刑法の詐欺罪は、次の点を満たすかどうかによって判断されます。

●人をだましたり、嘘をついたりする
●だました被害者に勘違いをさせる
●被害者が勘違いのために財産を渡す
●加害者が被害者の財産を受け取る

金品を騙し取られれば刑法上の「結婚詐欺」が成立する

刑法の詐欺罪が認められるには、加害者の行為が上記4つをすべて満たし、それらに因果関係があることを証明する必要があります。

たとえば「だますつもりはなかったが、被害者が勘違いをして代金を支払った」という場合は詐欺とはみなされません。

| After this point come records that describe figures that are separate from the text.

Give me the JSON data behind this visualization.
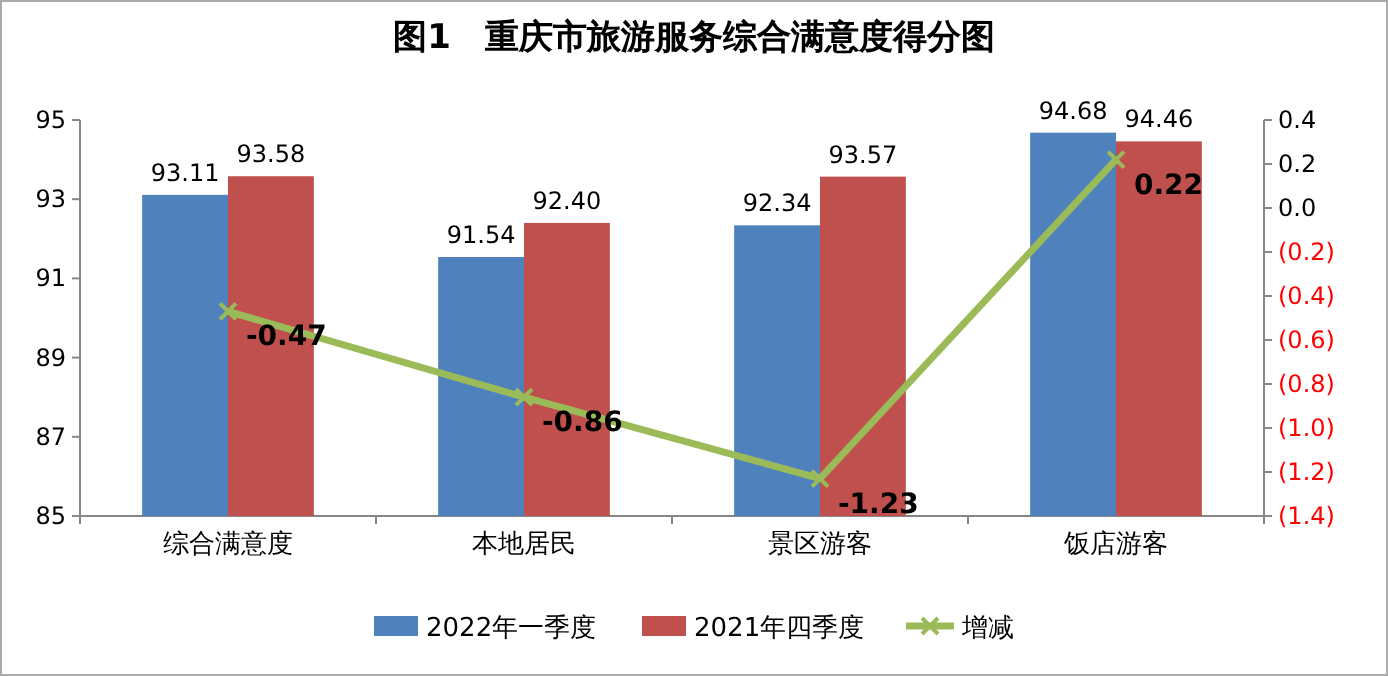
{
  "chart_data": {
    "type": "bar",
    "title": "图1　重庆市旅游服务综合满意度得分图",
    "categories": [
      "综合满意度",
      "本地居民",
      "景区游客",
      "饭店游客"
    ],
    "series": [
      {
        "name": "2022年一季度",
        "color": "#4f81bd",
        "values": [
          93.11,
          91.54,
          92.34,
          94.68
        ]
      },
      {
        "name": "2021年四季度",
        "color": "#c0504d",
        "values": [
          93.58,
          92.4,
          93.57,
          94.46
        ],
        "value_labels": [
          "93.58",
          "92.40",
          "93.57",
          "94.46"
        ]
      },
      {
        "name": "增减",
        "type": "line",
        "axis": "y2",
        "color": "#9bbb59",
        "marker": "cross",
        "values": [
          -0.47,
          -0.86,
          -1.23,
          0.22
        ]
      }
    ],
    "ylim": [
      85,
      95
    ],
    "yticks": [
      85,
      87,
      89,
      91,
      93,
      95
    ],
    "y2lim": [
      -1.4,
      0.4
    ],
    "y2ticks": [
      {
        "value": -1.4,
        "label": "(1.4)"
      },
      {
        "value": -1.2,
        "label": "(1.2)"
      },
      {
        "value": -1.0,
        "label": "(1.0)"
      },
      {
        "value": -0.8,
        "label": "(0.8)"
      },
      {
        "value": -0.6,
        "label": "(0.6)"
      },
      {
        "value": -0.4,
        "label": "(0.4)"
      },
      {
        "value": -0.2,
        "label": "(0.2)"
      },
      {
        "value": 0,
        "label": "0.0"
      },
      {
        "value": 0.2,
        "label": "0.2"
      },
      {
        "value": 0.4,
        "label": "0.4"
      }
    ],
    "data_labels": true,
    "legend": "bottom",
    "grid": false
  }
}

詐欺は証明することが難しい犯罪です。加害者側が「だますつもりはなかった」「被害者が勘違いしただけ」と主張した場合、そうでないことを証明するのがどうしても難しいためです。しかし、被害者が複数いるのであれば、証明がしやすくなる場合があります。

民事訴訟の場合、相手にお金を渡した経緯や金額などのさまざまな要素に問題がなかったかどうかを検証し、契約の無効や取り消し、慰謝料の支払いなどを主張していくことになります。

また、刑法の詐欺罪は、騙し取る対象が金品であることが必要です。「結婚すると言っていたのに、他に彼女がいた。騙された、結婚詐欺だ」「結婚したとたんに人が変わったように態度が冷たくなった。資産目当ての詐欺だ」など、一般的に「詐欺」という言葉は広く使われていますが、「結婚詐欺」が刑法の詐欺になるには、「結婚するつもりがないのに、結婚をエサに金品を騙し取った」ことが必要です。